Why R² = 0.84 Can Be 1,700% Wrong
This is the most important lesson in the entire experiment. An R² of 0.84 means the model explains 84% of the variation within the training data. That data is overwhelmingly from moderate soils — the median organic carbon in the dataset is 1.3%, the median clay content is 24%. Within that range, the model interpolates well.
Cape Cod sits far outside that range: 0.3% organic carbon, 5% clay. The model has almost no training examples from soils this extreme. When it extrapolates — predicting outside the range of data it learned from — it fails catastrophically. This is the fundamental limitation of data-driven models: they learn patterns in the data they’ve seen, and those patterns don’t necessarily hold in new territory.
The Lab-to-Field Gap
Even if the training data included more sandy, low-carbon soils, a deeper problem remains. The 1,227 measurements are laboratory batch sorption experiments — a researcher takes a soil sample, crushes and sieves it, shakes it with PFAS-contaminated water, and measures how much PFAS sticks to the soil particles. This is a controlled, small-scale measurement.
In the field, PFAS transport through intact geological structure involves processes that crushed-soil experiments cannot capture:
- Preferential flow — water (and contaminant) channels through high-permeability paths, bypassing most of the soil matrix
- Air-water interface sorption — in unsaturated sands, PFAS accumulates at air-water boundaries that don’t exist in a shaken flask (Brusseau 2018)
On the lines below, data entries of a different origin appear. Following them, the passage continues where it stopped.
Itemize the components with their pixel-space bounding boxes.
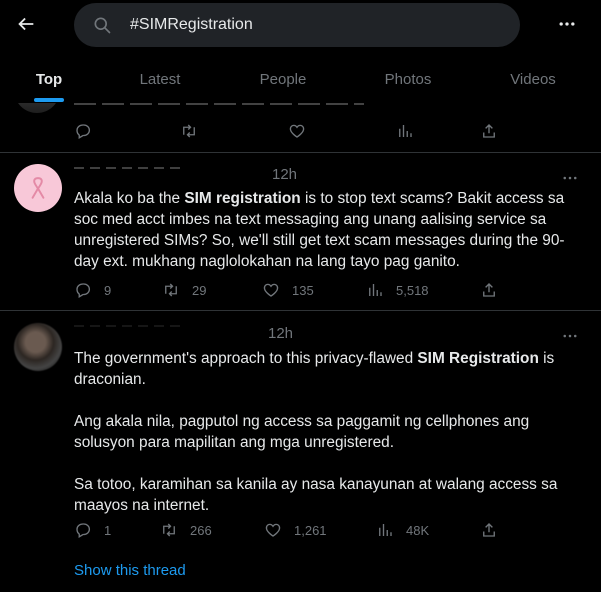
like-count: 135: [292, 282, 314, 298]
retweet-icon: [163, 523, 175, 537]
tweet-actions: 1 266 1,261 48K: [74, 519, 514, 541]
tweet[interactable]: 12h The government's approach to this pr…: [0, 311, 601, 592]
share-icon: [483, 283, 495, 297]
tweet-time[interactable]: 12h: [268, 325, 293, 342]
reply-count: 9: [104, 282, 112, 298]
reply-button[interactable]: [74, 120, 92, 142]
retweet-icon: [165, 283, 177, 297]
username-obscured: [74, 325, 184, 327]
more-dots-icon: [559, 22, 575, 26]
retweet-button[interactable]: 266: [160, 519, 212, 541]
search-header: Top Latest People Photos Videos: [0, 0, 601, 103]
reply-count: 1: [104, 522, 112, 538]
more-dots-icon: [563, 334, 577, 338]
tab-videos[interactable]: Videos: [472, 55, 594, 103]
like-button[interactable]: [288, 120, 306, 142]
view-count: 48K: [406, 522, 430, 538]
search-results-feed: 12h Akala ko ba the SIM registration is …: [0, 103, 601, 592]
tab-label: Latest: [139, 70, 181, 88]
tweet-text-segment: Akala ko ba the: [74, 190, 185, 207]
heart-icon: [263, 283, 279, 297]
tweet-paragraph: Ang akala nila, pagputol ng access sa pa…: [74, 411, 579, 453]
views-button[interactable]: [396, 120, 414, 142]
back-button[interactable]: [12, 10, 40, 38]
search-icon: [94, 17, 111, 34]
tweet-time[interactable]: 12h: [272, 166, 297, 183]
search-input[interactable]: [130, 13, 490, 37]
views-icon: [379, 524, 392, 536]
reply-icon: [76, 124, 91, 139]
avatar[interactable]: [14, 323, 62, 371]
views-button[interactable]: 48K: [376, 519, 429, 541]
views-icon: [369, 284, 382, 296]
retweet-icon: [183, 124, 195, 138]
tab-label: People: [259, 70, 307, 88]
tab-photos[interactable]: Photos: [344, 55, 472, 103]
back-arrow-icon: [18, 17, 34, 31]
tweet-more-button[interactable]: [556, 169, 584, 187]
views-button[interactable]: 5,518: [366, 279, 429, 301]
more-options-button[interactable]: [553, 12, 581, 36]
retweet-count: 266: [190, 522, 212, 538]
tweet-paragraph: Sa totoo, karamihan sa kanila ay nasa ka…: [74, 474, 579, 516]
tweet-text-segment: Ang akala nila, pagputol ng access sa pa…: [74, 413, 530, 451]
tweet[interactable]: 12h Akala ko ba the SIM registration is …: [0, 153, 601, 311]
search-box[interactable]: [74, 3, 520, 47]
share-icon: [483, 523, 495, 537]
tweet-actions: [74, 120, 514, 142]
like-button[interactable]: 135: [262, 279, 314, 301]
pink-ribbon-icon: [31, 177, 45, 199]
heart-icon: [289, 124, 305, 138]
view-count: 5,518: [396, 282, 429, 298]
retweet-button[interactable]: [180, 120, 198, 142]
share-button[interactable]: [480, 279, 498, 301]
views-icon: [399, 125, 412, 137]
share-icon: [483, 124, 495, 138]
like-button[interactable]: 1,261: [264, 519, 327, 541]
avatar[interactable]: [14, 103, 60, 113]
like-count: 1,261: [294, 522, 327, 538]
tweet-partial[interactable]: [0, 103, 601, 153]
highlighted-term: SIM registration: [184, 190, 301, 207]
tweet-text-segment: Sa totoo, karamihan sa kanila ay nasa ka…: [74, 476, 558, 514]
more-dots-icon: [563, 176, 577, 180]
tab-top[interactable]: Top: [0, 55, 98, 103]
heart-icon: [265, 523, 281, 537]
cut-off-text: [74, 103, 364, 105]
avatar[interactable]: [14, 164, 62, 212]
share-button[interactable]: [480, 519, 498, 541]
username-obscured: [74, 167, 184, 169]
reply-icon: [76, 523, 91, 538]
retweet-count: 29: [192, 282, 207, 298]
tab-label: Photos: [384, 70, 432, 88]
tweet-paragraph: The government's approach to this privac…: [74, 348, 579, 390]
highlighted-term: SIM Registration: [417, 350, 539, 367]
tweet-text: Akala ko ba the SIM registration is to s…: [74, 188, 579, 272]
reply-button[interactable]: 9: [74, 279, 111, 301]
share-button[interactable]: [480, 120, 498, 142]
tab-people[interactable]: People: [222, 55, 344, 103]
reply-button[interactable]: 1: [74, 519, 111, 541]
tweet-more-button[interactable]: [556, 327, 584, 345]
tweet-text: The government's approach to this privac…: [74, 348, 579, 516]
active-tab-indicator: [34, 98, 64, 102]
tweet-text-segment: The government's approach to this privac…: [74, 350, 418, 367]
search-tabs: Top Latest People Photos Videos: [0, 55, 601, 103]
tweet-paragraph: Akala ko ba the SIM registration is to s…: [74, 188, 579, 272]
tweet-actions: 9 29 135 5,518: [74, 279, 514, 301]
tab-label: Top: [35, 70, 63, 88]
reply-icon: [76, 283, 91, 298]
tab-latest[interactable]: Latest: [98, 55, 222, 103]
tab-label: Videos: [510, 70, 556, 88]
retweet-button[interactable]: 29: [162, 279, 206, 301]
show-thread-link[interactable]: Show this thread: [74, 562, 186, 579]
- Scale effects — a 10-gram lab sample cannot represent the heterogeneity of a 2,700-meter plume
- Non-equilibrium transport — batch experiments assume the PFAS reaches sorption equilibrium; in flowing groundwater, it may not
The field Kd of 0.39 L/kg at Cape Cod is an effective value that integrates all of these real-world mechanisms. It is not the same quantity that lab experiments measure, even though both are called “Kd.”
For practitioners: If a vendor offers an “AI-powered Kd prediction” trained on published sorption data, ask them how it performs on out-of-distribution soils. A model that scores R² = 0.84 on its own test set can be off by 30x on your site. The $500K you spend on field characterization is not just buying a better number — it’s buying a number that actually describes your aquifer.
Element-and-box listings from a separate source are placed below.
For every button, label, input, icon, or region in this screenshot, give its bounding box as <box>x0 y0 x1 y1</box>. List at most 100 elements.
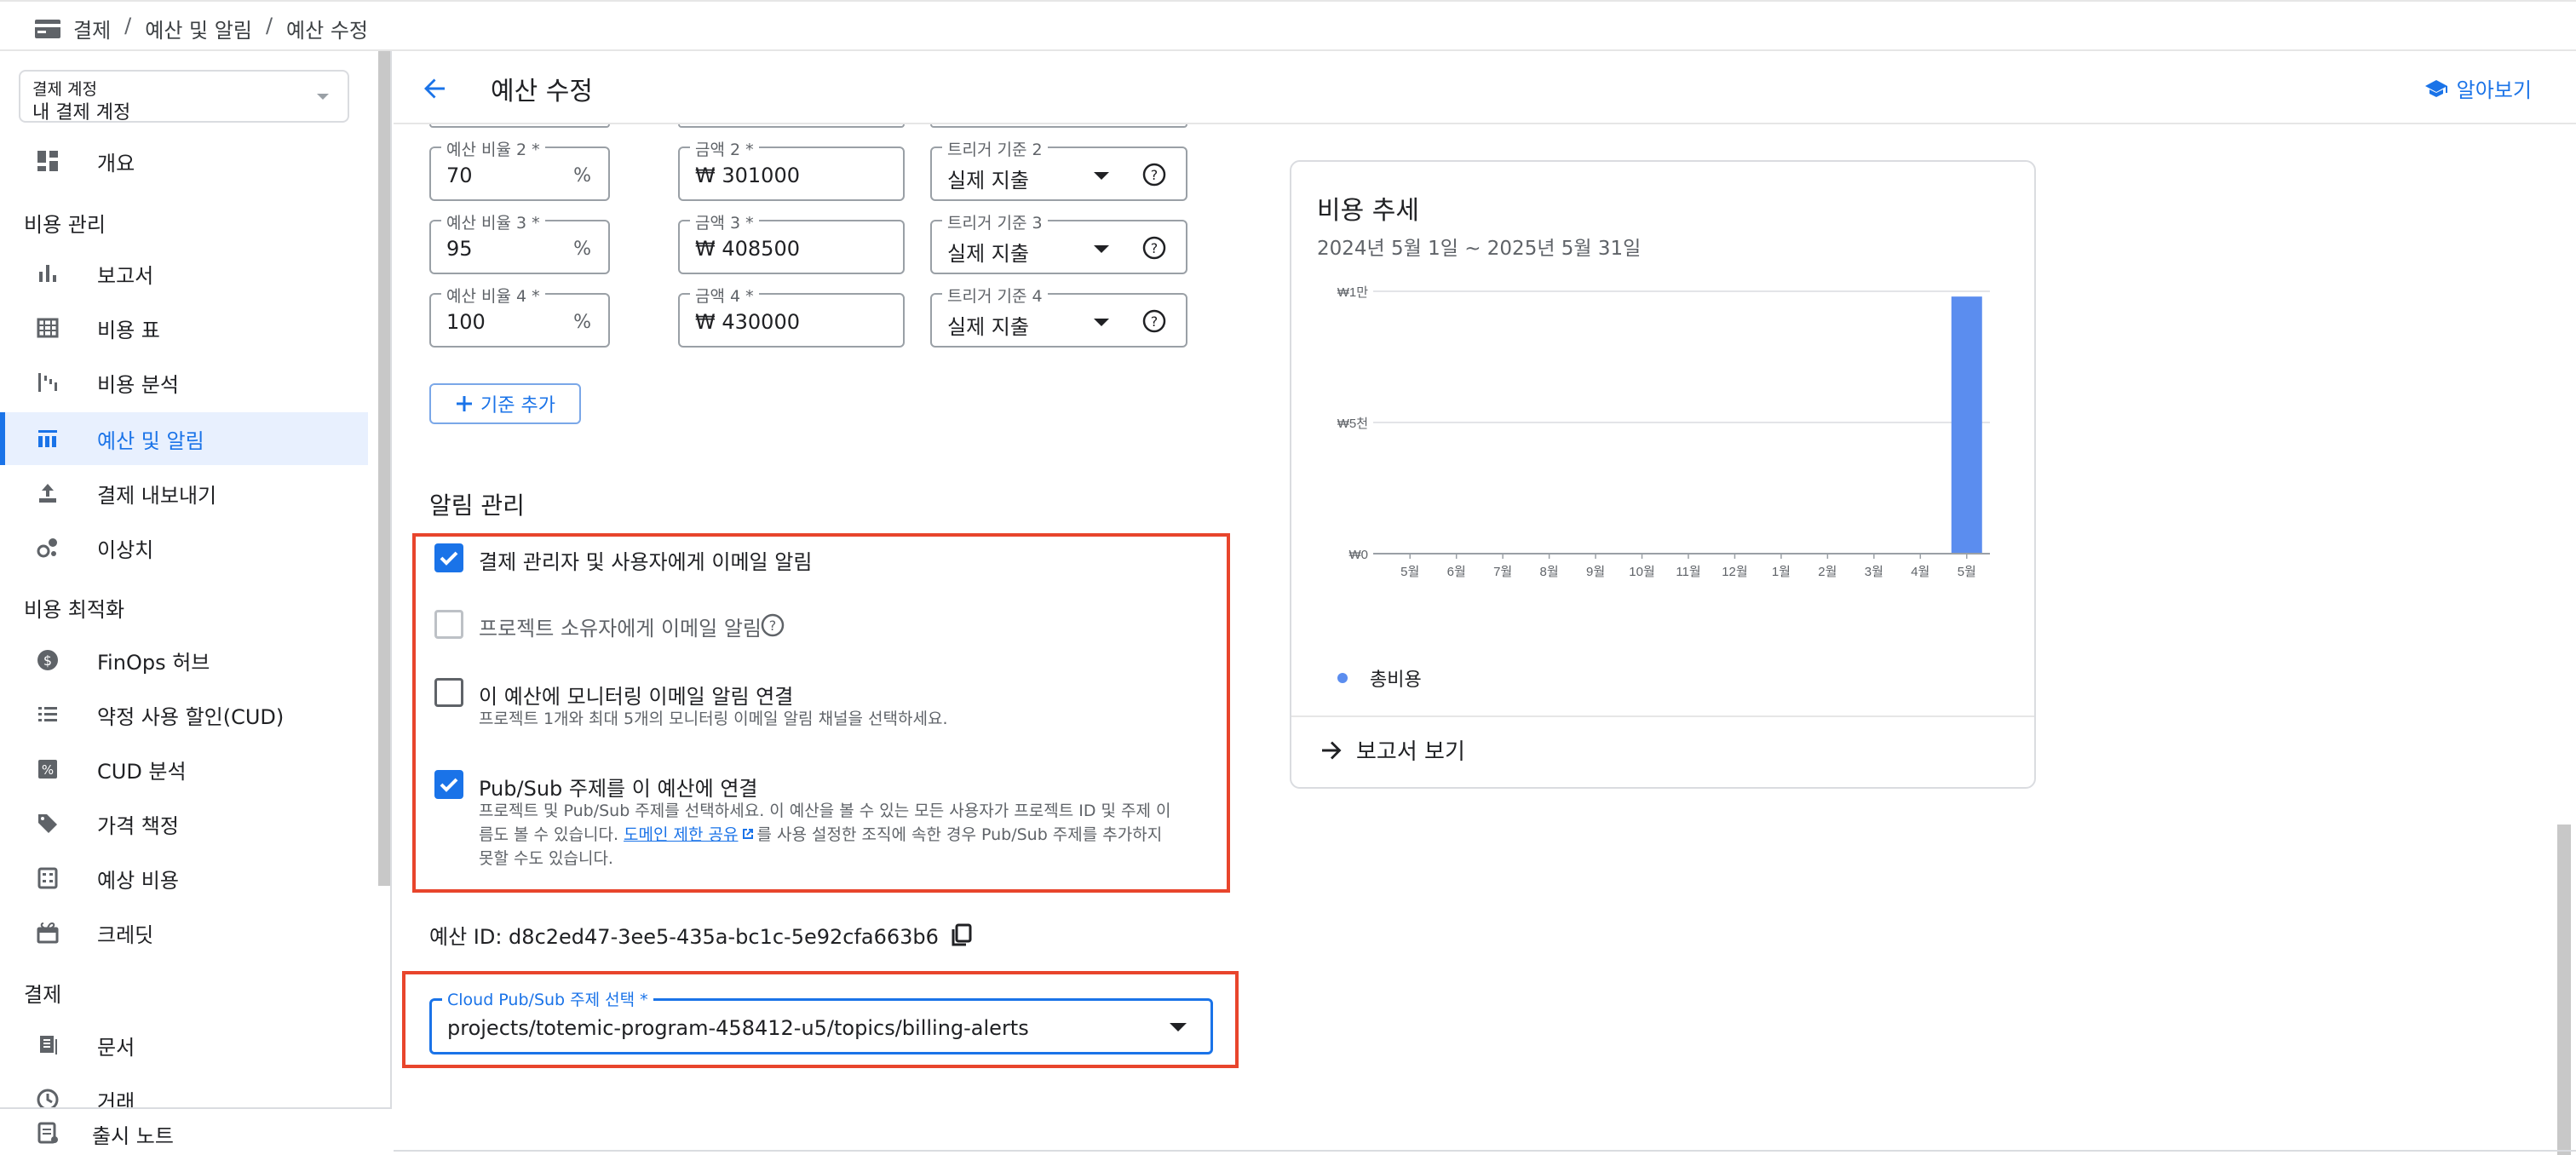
cost-trend-chart: ₩0 ₩5천 ₩1만 5월 6월 7월 8월 9월 10월 11월 12월 1월 2월 3월 4월 5월 <box>1337 285 1990 579</box>
field-label: 금액 4 * <box>690 284 759 307</box>
sidebar-item-credits[interactable]: 크레딧 <box>0 906 368 959</box>
billing-icon <box>35 20 60 38</box>
add-threshold-button[interactable]: 기준 추가 <box>429 383 581 424</box>
x-tick-label: 9월 <box>1586 565 1605 579</box>
legend-label: 총비용 <box>1370 669 1422 691</box>
field-label: 예산 비율 3 * <box>441 210 545 233</box>
sidebar-item-reports[interactable]: 보고서 <box>0 247 368 300</box>
trigger-2-select[interactable]: 트리거 기준 2 실제 지출 ? <box>930 137 1187 201</box>
x-tick-label: 12월 <box>1722 565 1747 579</box>
main-scrollbar[interactable] <box>2557 825 2571 1155</box>
card-subtitle: 2024년 5월 1일 ~ 2025년 5월 31일 <box>1317 238 1642 260</box>
sidebar-item-cost-analysis[interactable]: 비용 분석 <box>0 356 368 409</box>
checkbox-description: 프로젝트 및 Pub/Sub 주제를 선택하세요. 이 예산을 볼 수 있는 모… <box>479 799 1211 871</box>
amount-2-field[interactable]: 금액 2 * ₩ 301000 <box>678 137 905 201</box>
trigger-3-select[interactable]: 트리거 기준 3 실제 지출 ? <box>930 210 1187 274</box>
release-notes-link[interactable]: 출시 노트 <box>92 1119 174 1149</box>
description-text: 름도 볼 수 있습니다. <box>479 825 624 844</box>
sidebar-item-cud-analysis[interactable]: % CUD 분석 <box>0 743 368 796</box>
list-icon <box>38 707 57 721</box>
description-line: 못할 수도 있습니다. <box>479 849 613 868</box>
checkbox-label: 프로젝트 소유자에게 이메일 알림 <box>479 617 762 641</box>
arrow-back-icon[interactable] <box>419 73 450 104</box>
budget-percent-4-field[interactable]: 예산 비율 4 * 100 % <box>429 284 610 348</box>
help-icon[interactable]: ? <box>1141 308 1167 334</box>
dropdown-arrow-icon <box>1094 319 1109 326</box>
percent-suffix: % <box>573 238 591 260</box>
checkbox-checked[interactable] <box>434 770 463 799</box>
field-label: 예산 비율 4 * <box>441 284 545 307</box>
amount-4-field[interactable]: 금액 4 * ₩ 430000 <box>678 284 905 348</box>
account-label: 결제 계정 <box>32 80 97 99</box>
field-value: 100 <box>446 310 486 334</box>
field-label: 금액 3 * <box>690 210 759 233</box>
account-value: 내 결제 계정 <box>32 102 131 124</box>
sidebar-item-finops[interactable]: $ FinOps 허브 <box>0 634 368 687</box>
sidebar-item-cost-table[interactable]: 비용 표 <box>0 302 368 354</box>
budget-percent-2-field[interactable]: 예산 비율 2 * 70 % <box>429 137 610 201</box>
breadcrumb-separator: / <box>265 14 273 37</box>
sidebar-item-documents[interactable]: 문서 <box>0 1019 368 1072</box>
field-label: 트리거 기준 2 <box>942 137 1048 160</box>
domain-restricted-sharing-link[interactable]: 도메인 제한 공유 <box>624 825 738 844</box>
sidebar-item-label: 비용 분석 <box>97 372 179 397</box>
trigger-4-select[interactable]: 트리거 기준 4 실제 지출 ? <box>930 284 1187 348</box>
sidebar-item-pricing[interactable]: 가격 책정 <box>0 797 368 850</box>
checkbox-checked[interactable] <box>434 543 463 572</box>
breadcrumb-item-billing[interactable]: 결제 <box>73 14 111 43</box>
billing-account-selector[interactable]: 결제 계정 내 결제 계정 <box>19 70 349 124</box>
x-tick-label: 6월 <box>1447 565 1466 579</box>
dollar-circle-icon: $ <box>37 650 58 670</box>
nav-section-cost: 비용 관리 <box>24 213 106 237</box>
sidebar-item-forecast[interactable]: 예상 비용 <box>0 852 368 905</box>
sidebar-item-export[interactable]: 결제 내보내기 <box>0 467 368 520</box>
bar[interactable] <box>1951 296 1982 554</box>
field-value: 실제 지출 <box>947 315 1029 339</box>
budget-percent-3-field[interactable]: 예산 비율 3 * 95 % <box>429 210 610 274</box>
pubsub-topic-select[interactable]: Cloud Pub/Sub 주제 선택 * projects/totemic-p… <box>429 987 1213 1054</box>
y-tick-label: ₩1만 <box>1337 285 1369 300</box>
threshold-row-1-trigger-clipped <box>930 124 1187 128</box>
page-header: 예산 수정 알아보기 <box>394 51 2576 124</box>
release-notes-icon <box>37 1122 58 1144</box>
field-value: 실제 지출 <box>947 169 1029 192</box>
amount-3-field[interactable]: 금액 3 * ₩ 408500 <box>678 210 905 274</box>
sidebar-item-cud[interactable]: 약정 사용 할인(CUD) <box>0 688 368 741</box>
x-tick-label: 4월 <box>1911 565 1929 579</box>
copy-icon[interactable] <box>951 923 973 947</box>
checkbox-unchecked[interactable] <box>434 610 463 639</box>
dropdown-arrow-icon <box>1094 245 1109 253</box>
field-value: 70 <box>446 164 473 187</box>
sidebar-item-overview[interactable]: 개요 <box>0 135 368 187</box>
sidebar-item-label: 문서 <box>97 1035 135 1060</box>
bar-chart-icon <box>39 265 56 282</box>
sidebar-item-label: 크레딧 <box>97 922 154 947</box>
help-icon[interactable]: ? <box>1141 235 1167 261</box>
learn-more-button[interactable]: 알아보기 <box>2424 73 2532 103</box>
sidebar-item-label: 개요 <box>97 151 135 175</box>
arrow-forward-icon <box>1322 741 1342 759</box>
sidebar-item-label: 비용 표 <box>97 318 160 342</box>
sidebar-item-budgets[interactable]: 예산 및 알림 <box>0 412 368 465</box>
calculator-icon <box>37 867 58 889</box>
x-tick-label: 3월 <box>1865 565 1883 579</box>
checkbox-unchecked[interactable] <box>434 678 463 707</box>
field-value: ₩ 408500 <box>695 237 800 261</box>
x-tick-label: 5월 <box>1958 565 1976 579</box>
threshold-row-1-amount-clipped <box>678 124 905 128</box>
help-icon[interactable]: ? <box>1141 162 1167 187</box>
help-icon[interactable]: ? <box>760 612 785 638</box>
breadcrumb-item-budgets[interactable]: 예산 및 알림 <box>145 14 252 43</box>
sidebar-scrollbar[interactable] <box>378 51 390 886</box>
field-value: ₩ 430000 <box>695 310 800 334</box>
field-label: 트리거 기준 4 <box>942 284 1048 307</box>
sidebar-item-label: 보고서 <box>97 263 154 288</box>
view-report-link[interactable]: 보고서 보기 <box>1319 734 1465 766</box>
card-divider <box>1291 715 2034 717</box>
sidebar-footer: 출시 노트 <box>0 1107 392 1155</box>
upload-icon <box>39 484 56 503</box>
field-value: 실제 지출 <box>947 242 1029 266</box>
check-icon <box>440 551 458 566</box>
checkbox-label: 결제 관리자 및 사용자에게 이메일 알림 <box>479 550 813 574</box>
sidebar-item-anomalies[interactable]: 이상치 <box>0 521 368 574</box>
Data: Kühne et al. (2025), “Modeling PFAS Sorption in Soils Using Machine Learning,” Environ. Sci. Technol., doi:10.1021/acs.est.4c13284. Dataset: 1,227 Kd entries, 47 PFAS, 451 soils, 47 source studies (supplementary file es4c13284_si_002.xlsx). Models: scikit-learn RandomForestRegressor (200 trees), GradientBoostingRegressor (200 trees, lr=0.05, max_depth=4). Physics backbone: log Kd = log Koc(CF2) + log foc − 0.08(pH − 6) + 0.005(clay%). 10-fold cross-validation, shuffle, seed=42. Cape Cod soil: Sand=85%, Silt=10%, Clay=5%, Corg=0.3%, pH=6.0, CEC=2.0 cmol+/kg (Walter et al. 2018, USGS SIR 2018-5139). Field Kd: 0.39 L/kg, back-calculated from observed plume extent at 62 USGS monitoring wells (Water Quality Portal, 2020 sampling campaign, 49 PFOS detections, 1.3–610 ng/L).